Thoughts on Matthew 6:5-13
Imagine you’re sitting out in the sweltering Mediterranean sun, longing for a breeze from the sea of Galilee to stir and offer some relief. You could leave, and part of you wants to, but you don’t want to be the first person to walk away from Jesus as he preaches from the hillside. You have pressed as close as you can (or dare), along with your fellow Pharisees, and your anger has been stirred as this Nazarene carpenter has spent the past hour teaching things that threaten to expose your falseness and the futility of your religiosity. You’re hoping the people have not been listening well and that they don’t start to perceive you differently. Then Jesus said it, or so you thought. “Did he just call us hypocrites?” you ask your friend. “I think so, but I’m not sure. Let’s keep listening,” he replies sharply. Then, it happens again, and this time you’re both sure.
Jesus was not afraid to call things what they were. He never dodged the truth or sugarcoated anything so as not to offend. Obviously, he was not malicious or reckless (nothing about Jesus is reckless, not even his love), and he even told his followers that people would be offended at them on account of Jesus. This passage is certainly no exception. Jesus had just finished calling out the “hypocrites” for the way they made a big deal about their giving to the poor and seeking the approval of men. Then, Jesus warns his listeners not to “be like the hypocrites” who stood and prayed loudly in the synagogues and on the street corners.
Some people have taken this passage to mean Christians should never pray in public (like for a meal at a restaurant). I think that interpretation is extreme and misses the point Jesus is making – that just like the giving and doing good deeds, it’s about our hearts. If we were to never pray outside the confines of our rooms, then we need to stop praying in church, prayer meetings and while evangelizing. That’s such an absurd view that I won’t say more to contradict it as Scripture and church history are more than sufficient to do that. However, I will say that we need to be careful when we pray in the presence of others that we’re not putting on a show for others rather than coming before the throne of God.
I’ve had plenty of experiences where preachers and other people default to what I’ll call a “prayer voice” when they prayed publicly. I get that we all have nuanced ways of speaking with various people, God included, and that’s normal. What I mean by “prayer voice” is when it’s over the top (sometimes in King James English) and is obviously not a normal way of speaking to anyone, not even God. God is our Father, and Jesus is our Brother and High Priest, among many other things, and our conversation with them should be natural and normal (assuming we’re practiced in prayer). Again, God is after our hearts – and knows what’s in them!
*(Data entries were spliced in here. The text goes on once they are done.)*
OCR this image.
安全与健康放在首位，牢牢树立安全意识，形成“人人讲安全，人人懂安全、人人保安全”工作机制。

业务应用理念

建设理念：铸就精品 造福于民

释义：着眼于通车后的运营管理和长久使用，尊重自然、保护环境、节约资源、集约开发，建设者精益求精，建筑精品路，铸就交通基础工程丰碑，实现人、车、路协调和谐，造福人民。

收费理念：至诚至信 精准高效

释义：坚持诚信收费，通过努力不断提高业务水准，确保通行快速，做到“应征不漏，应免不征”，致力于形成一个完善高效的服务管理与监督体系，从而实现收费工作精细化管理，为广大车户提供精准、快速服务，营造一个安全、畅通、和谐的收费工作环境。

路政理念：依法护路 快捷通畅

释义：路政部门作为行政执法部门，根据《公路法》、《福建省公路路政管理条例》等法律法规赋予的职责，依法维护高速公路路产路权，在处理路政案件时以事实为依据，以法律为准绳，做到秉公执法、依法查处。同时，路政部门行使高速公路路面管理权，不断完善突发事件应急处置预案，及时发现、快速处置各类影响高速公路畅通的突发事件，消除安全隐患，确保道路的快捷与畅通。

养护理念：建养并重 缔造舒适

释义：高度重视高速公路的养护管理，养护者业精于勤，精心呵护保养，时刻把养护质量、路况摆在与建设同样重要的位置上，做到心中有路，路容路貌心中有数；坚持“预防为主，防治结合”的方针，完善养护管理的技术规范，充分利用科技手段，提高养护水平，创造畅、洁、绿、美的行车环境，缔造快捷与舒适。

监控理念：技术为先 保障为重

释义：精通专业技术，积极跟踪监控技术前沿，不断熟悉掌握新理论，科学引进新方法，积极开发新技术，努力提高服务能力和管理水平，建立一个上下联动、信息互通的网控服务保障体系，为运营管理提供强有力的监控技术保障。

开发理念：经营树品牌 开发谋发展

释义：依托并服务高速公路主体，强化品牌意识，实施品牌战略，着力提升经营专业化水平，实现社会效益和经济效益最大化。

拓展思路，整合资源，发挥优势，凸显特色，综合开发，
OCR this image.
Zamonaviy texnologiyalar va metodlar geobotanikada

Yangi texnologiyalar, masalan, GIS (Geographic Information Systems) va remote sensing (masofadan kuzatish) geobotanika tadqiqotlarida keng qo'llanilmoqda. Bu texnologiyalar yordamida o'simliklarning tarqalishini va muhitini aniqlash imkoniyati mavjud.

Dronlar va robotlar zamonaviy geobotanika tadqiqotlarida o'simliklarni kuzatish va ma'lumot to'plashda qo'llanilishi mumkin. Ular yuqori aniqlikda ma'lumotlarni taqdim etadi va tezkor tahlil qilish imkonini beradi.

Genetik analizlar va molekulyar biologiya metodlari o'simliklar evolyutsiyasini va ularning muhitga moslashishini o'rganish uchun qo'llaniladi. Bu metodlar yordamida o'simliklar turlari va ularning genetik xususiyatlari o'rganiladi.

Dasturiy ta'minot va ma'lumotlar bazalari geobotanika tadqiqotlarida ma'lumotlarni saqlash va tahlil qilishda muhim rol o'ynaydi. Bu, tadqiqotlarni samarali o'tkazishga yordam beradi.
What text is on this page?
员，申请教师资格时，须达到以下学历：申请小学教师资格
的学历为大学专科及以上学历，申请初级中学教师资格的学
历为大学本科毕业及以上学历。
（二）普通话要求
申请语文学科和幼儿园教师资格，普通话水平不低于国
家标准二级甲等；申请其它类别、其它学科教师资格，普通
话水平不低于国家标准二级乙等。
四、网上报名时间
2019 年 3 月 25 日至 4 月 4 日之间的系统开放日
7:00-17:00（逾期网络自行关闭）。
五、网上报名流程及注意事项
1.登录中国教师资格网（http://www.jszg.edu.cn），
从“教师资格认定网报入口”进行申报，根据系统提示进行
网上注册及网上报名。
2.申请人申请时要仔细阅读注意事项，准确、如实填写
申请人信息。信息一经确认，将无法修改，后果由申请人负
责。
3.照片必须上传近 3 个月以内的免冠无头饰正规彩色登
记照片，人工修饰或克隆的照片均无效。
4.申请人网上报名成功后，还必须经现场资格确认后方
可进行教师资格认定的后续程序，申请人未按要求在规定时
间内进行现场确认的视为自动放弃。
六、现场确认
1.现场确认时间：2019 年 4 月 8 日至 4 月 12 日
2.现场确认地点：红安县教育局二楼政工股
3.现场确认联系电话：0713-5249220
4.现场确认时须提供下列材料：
The second prayer-related warning Jesus gives here is not to “heap up empty phrases as the Gentiles do.” It was not uncommon in those days for pagan worshippers to repeat their prayers over and over in hopes their false god would hear them. Jesus makes it clear these mantra-like repetitions are unnecessary with God because, unlike wooden or metal idols, he not only hears the first time, but knows our needs before we even voice them. He then presents a prayer after which we can model our prayers.
Because there are thousands of books, articles and posts about The Lord’s Prayer, I will limit my comments here to a basic outline of this prayer that we can use to approach God in a way that can be very helpful and prevent us from approaching God as if he were just a divine Santa Claus who exists to hear our wish lists.
“Our Father in heaven, hallowed be your name” – acknowledge God’s deity and majesty, but also his condescension to us as a loving Father who has graciously adopted us into his family.
“Your kingdom come, your will be done on earth as it is in heaven” – express our desire to be in God’s presence and to submit our will to his, and to see God’s purposes fulfilled throughout the earth.
“Give us this day our daily bread…” – Confess our dependence upon the Lord for all we have, as well as our contentment for what he provides, be it much or little.
“…and forgive us our debts, as we have also forgiven our debtors” – Confess our sins to God (vertical relationship), and examine our hearts to ensure we have forgiven and been reconciled with others (horizontal relationships), and, as Jesus already addresses in Matthew 5:23-24, go and be reconciled before coming before the Lord.
“And lead us not into temptation, but deliver us from evil” – Plead for God’s grace and strength to overcome sin, and for divine protection against the attacks of the enemy (whether in the physical or spiritual realms).
I will conclude here to keep this post from becoming too lengthy, but in subsequent posts we will dig deeper into some questions about whether or not God causes us to sin (based on verse 13) as well as the conditionality of forgiveness (verses 12 and 14-15). In the meantime, let’s commit to praying more, and praying in a way that highlights God’s holiness and our need and depravity, but also in a way that sounds and feels like a conversation with our Father who loves us more than we can even comprehend.